Vaccination and Its Limits

Vaccines against EHV-1 and EHV-4 are available and widely used. They can reduce the severity of respiratory disease and may lower the risk of abortion, which is why many breeding farms require vaccination of pregnant mares during specific months of gestation. However, none of the currently approved EHV vaccines claim to prevent the neurological form, EHM. Vaccination may reduce the amount of virus a horse sheds during an outbreak, which helps slow transmission, but it does not guarantee protection against the most serious complications.

Biosecurity During an Outbreak

Because EHV spreads so easily and silently, biosecurity is the single most important tool for preventing outbreaks. If EHV is confirmed or suspected at a facility, the standard response includes isolating sick horses, halting all horse movement on and off the property, and monitoring every horse’s temperature twice daily. A fever is often the first detectable sign, appearing before nasal discharge or neurological symptoms.
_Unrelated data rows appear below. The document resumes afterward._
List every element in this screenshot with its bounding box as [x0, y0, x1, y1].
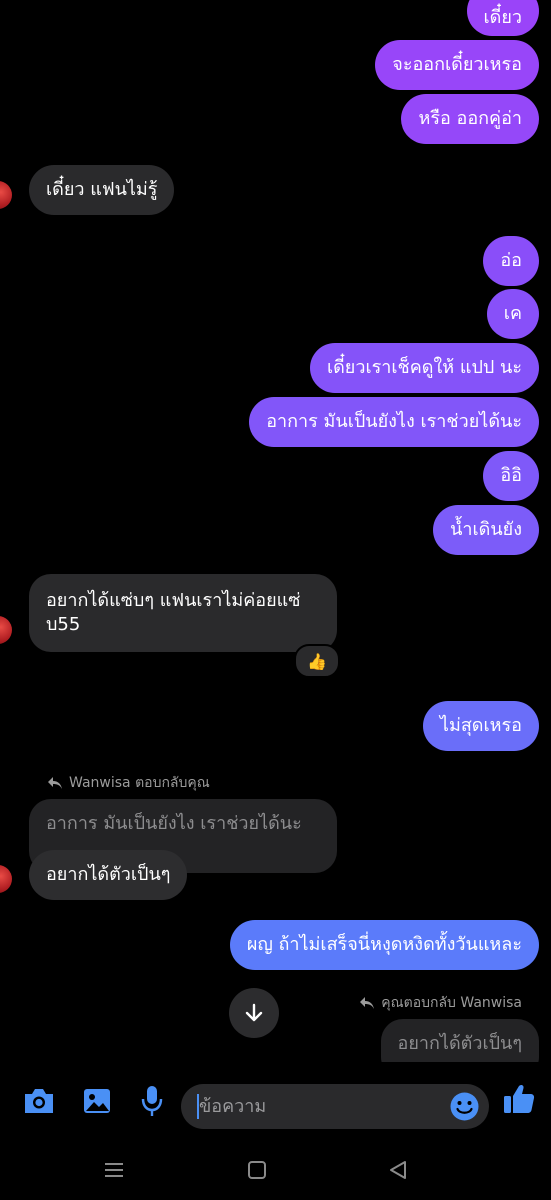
avatar[interactable]: [0, 865, 12, 893]
home-button[interactable]: [247, 1160, 267, 1180]
message-input[interactable]: ข้อความ: [181, 1084, 489, 1129]
back-button[interactable]: [388, 1160, 408, 1180]
recent-apps-icon: [105, 1163, 123, 1177]
message-out[interactable]: น้ำเดินยัง: [433, 505, 539, 555]
like-button[interactable]: [502, 1082, 536, 1116]
quoted-message[interactable]: อยากได้ตัวเป็นๆ: [380, 1019, 539, 1062]
message-out[interactable]: อ่อ: [483, 236, 539, 286]
message-text: เค: [503, 303, 522, 324]
message-text: อยากได้ตัวเป็นๆ: [46, 864, 171, 885]
message-text: อิอิ: [500, 465, 522, 486]
avatar[interactable]: [0, 181, 12, 209]
emoji-button[interactable]: [449, 1091, 480, 1122]
message-in[interactable]: อยากได้แซ่บๆ แฟนเราไม่ค่อยแซ่ บ55: [29, 574, 337, 652]
reply-indicator: Wanwisa ตอบกลับคุณ: [47, 772, 210, 794]
camera-button[interactable]: [22, 1086, 56, 1116]
message-in[interactable]: อยากได้ตัวเป็นๆ: [29, 850, 188, 900]
conversation: เดี๋ยว จะออกเดี๋ยวเหรอ หรือ ออกคู่อ่า เด…: [0, 0, 551, 1062]
microphone-button[interactable]: [140, 1084, 164, 1118]
message-in[interactable]: เดี๋ยว แฟนไม่รู้: [29, 165, 175, 215]
message-text: เดี๋ยว: [483, 7, 523, 28]
message-out[interactable]: อิอิ: [483, 451, 539, 501]
arrow-down-icon: [245, 1003, 263, 1022]
message-out[interactable]: หรือ ออกคู่อ่า: [401, 94, 539, 144]
message-out[interactable]: ผญ ถ้าไม่เสร็จนี่หงุดหงิดทั้งวันแหละ: [229, 920, 539, 970]
message-text: ผญ ถ้าไม่เสร็จนี่หงุดหงิดทั้งวันแหละ: [246, 934, 522, 955]
reply-label: คุณตอบกลับ Wanwisa: [381, 995, 522, 1011]
message-text: เดี๋ยวเราเช็คดูให้ แปป นะ: [326, 357, 522, 378]
microphone-icon: [141, 1086, 163, 1116]
message-out[interactable]: เดี๋ยวเราเช็คดูให้ แปป นะ: [309, 343, 539, 393]
scroll-down-button[interactable]: [229, 988, 279, 1038]
quoted-text: อาการ มันเป็นยังไง เราช่วยได้นะ: [46, 813, 302, 834]
message-text: จะออกเดี๋ยวเหรอ: [392, 54, 522, 75]
message-out[interactable]: ไม่สุดเหรอ: [422, 701, 539, 751]
home-icon: [248, 1161, 266, 1179]
quoted-text: อยากได้ตัวเป็นๆ: [397, 1033, 522, 1054]
message-out[interactable]: อาการ มันเป็นยังไง เราช่วยได้นะ: [249, 397, 539, 447]
avatar[interactable]: [0, 616, 12, 644]
thumbs-up-icon: 👍: [307, 651, 327, 671]
reply-icon: [48, 777, 62, 789]
reply-indicator: คุณตอบกลับ Wanwisa: [359, 992, 522, 1014]
message-text: เดี๋ยว แฟนไม่รู้: [46, 179, 158, 200]
message-input-placeholder: ข้อความ: [199, 1096, 267, 1117]
reply-icon: [360, 997, 375, 1009]
system-navigation-bar: [0, 1150, 551, 1200]
camera-icon: [25, 1089, 53, 1113]
message-text: ไม่สุดเหรอ: [439, 715, 522, 736]
message-out[interactable]: จะออกเดี๋ยวเหรอ: [375, 40, 539, 90]
message-out[interactable]: เดี๋ยว: [466, 0, 539, 36]
image-icon: [84, 1089, 110, 1113]
message-text: หรือ ออกคู่อ่า: [418, 108, 522, 129]
reply-label: Wanwisa ตอบกลับคุณ: [69, 775, 210, 791]
recent-apps-button[interactable]: [104, 1160, 124, 1180]
message-text: อาการ มันเป็นยังไง เราช่วยได้นะ: [266, 411, 522, 432]
message-text: อยากได้แซ่บๆ แฟนเราไม่ค่อยแซ่: [46, 590, 301, 611]
message-out[interactable]: เค: [486, 289, 539, 339]
reaction-badge[interactable]: 👍: [294, 644, 340, 678]
gallery-button[interactable]: [82, 1086, 112, 1116]
back-icon: [390, 1161, 406, 1179]
composer-bar: ข้อความ: [0, 1062, 551, 1150]
emoji-icon: [450, 1092, 479, 1121]
thumbs-up-icon: [504, 1084, 535, 1113]
message-text: อ่อ: [500, 250, 522, 271]
message-text: บ55: [46, 614, 81, 635]
message-text: น้ำเดินยัง: [450, 519, 522, 540]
The virus is relatively fragile in the environment and can be killed by common disinfectants. Thorough cleaning of stalls, equipment, and any shared surfaces is essential. Handlers should change clothes and wash hands between working with isolated horses and healthy ones. Quarantine periods typically last at least 21 days after the last horse shows clinical signs, though some facilities extend this to 28 days for extra caution.

At events and competitions, practical precautions include avoiding shared water sources, bringing your own buckets and equipment, minimizing nose-to-nose contact between unfamiliar horses, and isolating any horse that develops a fever. New arrivals to a barn should ideally be quarantined for two to three weeks before mixing with resident horses, a simple step that can prevent a single carrier from sparking a facility-wide outbreak.